Anderson grew up in Coffeeville, Miss., and moved to Ridgeland around the age of 15. She graduated from Ridgeland High School in 2013, and then went to the University of Mississippi, where she graduated in May 2018 with a bachelor's degree in journalism.
She did not plan to go on the trip to Texas originally, but she joined a few days before the group left after another person was unable to go. They chose to visit Orange County because a lot of the news coverage following the hurricane focused on the Houston area, Anderson said.
"For me, I felt like I was finally doing something with my journalism career," she said. "I did stories in Mississippi and around Oxford, but I had never done anything like that. I felt like, 'Wow, I'm really out here helping somebody with the gift that I have.' It was really a good experience for me." While they were in Texas, Anderson said they were up at 5 a.m. every day and did not stop working until sundown so they could get everything they needed for their website. They were there, side by side with members of Oxford's First Baptist Church, so they could gain insight into what life was like as people recovered from the hurricane.
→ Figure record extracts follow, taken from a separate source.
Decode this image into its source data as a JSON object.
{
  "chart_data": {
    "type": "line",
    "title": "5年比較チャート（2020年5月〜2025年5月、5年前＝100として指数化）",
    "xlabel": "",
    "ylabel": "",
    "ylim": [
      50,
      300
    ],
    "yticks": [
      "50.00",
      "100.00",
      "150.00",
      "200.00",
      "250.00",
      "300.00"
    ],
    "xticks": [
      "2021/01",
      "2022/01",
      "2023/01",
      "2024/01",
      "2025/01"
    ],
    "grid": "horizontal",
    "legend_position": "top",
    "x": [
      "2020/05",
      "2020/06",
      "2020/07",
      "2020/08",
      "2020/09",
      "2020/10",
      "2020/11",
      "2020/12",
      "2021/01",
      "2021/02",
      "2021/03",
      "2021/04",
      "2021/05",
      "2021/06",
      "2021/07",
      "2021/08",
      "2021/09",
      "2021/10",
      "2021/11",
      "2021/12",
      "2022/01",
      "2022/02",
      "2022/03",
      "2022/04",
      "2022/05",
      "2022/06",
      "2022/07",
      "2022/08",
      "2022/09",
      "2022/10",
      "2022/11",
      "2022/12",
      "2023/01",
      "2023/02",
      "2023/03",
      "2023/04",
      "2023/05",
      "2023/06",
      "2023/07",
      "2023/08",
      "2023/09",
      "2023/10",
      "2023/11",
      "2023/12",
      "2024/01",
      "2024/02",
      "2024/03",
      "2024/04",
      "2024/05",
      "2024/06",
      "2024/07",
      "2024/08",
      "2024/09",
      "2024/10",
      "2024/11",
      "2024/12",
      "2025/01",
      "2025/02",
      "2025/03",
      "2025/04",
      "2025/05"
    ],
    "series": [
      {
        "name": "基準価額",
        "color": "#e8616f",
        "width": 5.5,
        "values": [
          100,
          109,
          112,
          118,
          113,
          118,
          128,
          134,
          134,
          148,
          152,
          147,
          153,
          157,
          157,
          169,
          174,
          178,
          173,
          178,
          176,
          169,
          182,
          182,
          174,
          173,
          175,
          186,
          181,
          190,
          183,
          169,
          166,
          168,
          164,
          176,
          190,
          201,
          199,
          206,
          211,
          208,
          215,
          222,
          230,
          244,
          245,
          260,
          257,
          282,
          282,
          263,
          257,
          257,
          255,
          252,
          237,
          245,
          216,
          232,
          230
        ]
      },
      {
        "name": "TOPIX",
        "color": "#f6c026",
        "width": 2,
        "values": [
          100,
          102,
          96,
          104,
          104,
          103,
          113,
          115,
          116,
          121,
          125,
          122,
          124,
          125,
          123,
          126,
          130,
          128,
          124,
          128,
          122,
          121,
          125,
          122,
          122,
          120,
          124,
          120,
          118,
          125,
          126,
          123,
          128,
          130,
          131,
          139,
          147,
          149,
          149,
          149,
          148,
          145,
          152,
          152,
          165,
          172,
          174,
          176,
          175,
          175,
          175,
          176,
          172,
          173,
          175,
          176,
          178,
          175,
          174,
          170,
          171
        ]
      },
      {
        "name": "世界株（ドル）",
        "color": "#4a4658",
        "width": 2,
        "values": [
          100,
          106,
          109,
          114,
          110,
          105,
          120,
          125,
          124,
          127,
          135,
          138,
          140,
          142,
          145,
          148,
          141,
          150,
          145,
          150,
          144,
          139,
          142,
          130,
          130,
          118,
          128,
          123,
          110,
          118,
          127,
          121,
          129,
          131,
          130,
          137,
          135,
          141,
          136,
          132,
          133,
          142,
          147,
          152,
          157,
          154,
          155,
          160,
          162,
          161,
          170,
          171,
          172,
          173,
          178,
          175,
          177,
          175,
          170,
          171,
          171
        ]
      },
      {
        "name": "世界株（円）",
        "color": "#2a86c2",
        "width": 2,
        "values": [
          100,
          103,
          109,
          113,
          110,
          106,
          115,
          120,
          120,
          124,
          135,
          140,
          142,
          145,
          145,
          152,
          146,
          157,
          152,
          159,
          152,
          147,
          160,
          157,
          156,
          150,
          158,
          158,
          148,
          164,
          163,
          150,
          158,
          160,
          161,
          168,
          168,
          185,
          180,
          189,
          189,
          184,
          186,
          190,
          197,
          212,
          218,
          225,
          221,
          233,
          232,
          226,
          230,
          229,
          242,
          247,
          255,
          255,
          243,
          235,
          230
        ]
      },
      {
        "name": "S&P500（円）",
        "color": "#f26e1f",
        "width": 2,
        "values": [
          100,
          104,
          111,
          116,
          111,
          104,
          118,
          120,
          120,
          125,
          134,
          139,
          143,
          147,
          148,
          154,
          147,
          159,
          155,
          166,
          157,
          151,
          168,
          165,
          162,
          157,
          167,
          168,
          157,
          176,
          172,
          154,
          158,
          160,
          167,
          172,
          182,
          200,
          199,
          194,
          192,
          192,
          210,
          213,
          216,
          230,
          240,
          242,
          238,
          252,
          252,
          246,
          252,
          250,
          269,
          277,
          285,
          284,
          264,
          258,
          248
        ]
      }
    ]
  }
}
"We weren't afraid to get down and dirty with them," she said. "We weren't really there to help out and fix the houses, but we were willing to do that because we wanted to understand what they were really going through. ... We were there to understand how this craziness has affected them."
The trip taught Anderson a lot about journalism, but it also taught her life lessons, she said.
"Seeing people go through what they go through to get where they are now makes me appreciate the things I have," she said. "When I was down there, I saw people's lives literally on the side of the road. Their beds, their clothes, their dressers, their TVs. Everything was in a pile in front of the house, and you walk into the house, and there's nothing there.
"I looked at it like, 'Wow, I'm blessed to have the things that I have.' They have nothing, and they're still happy and positive."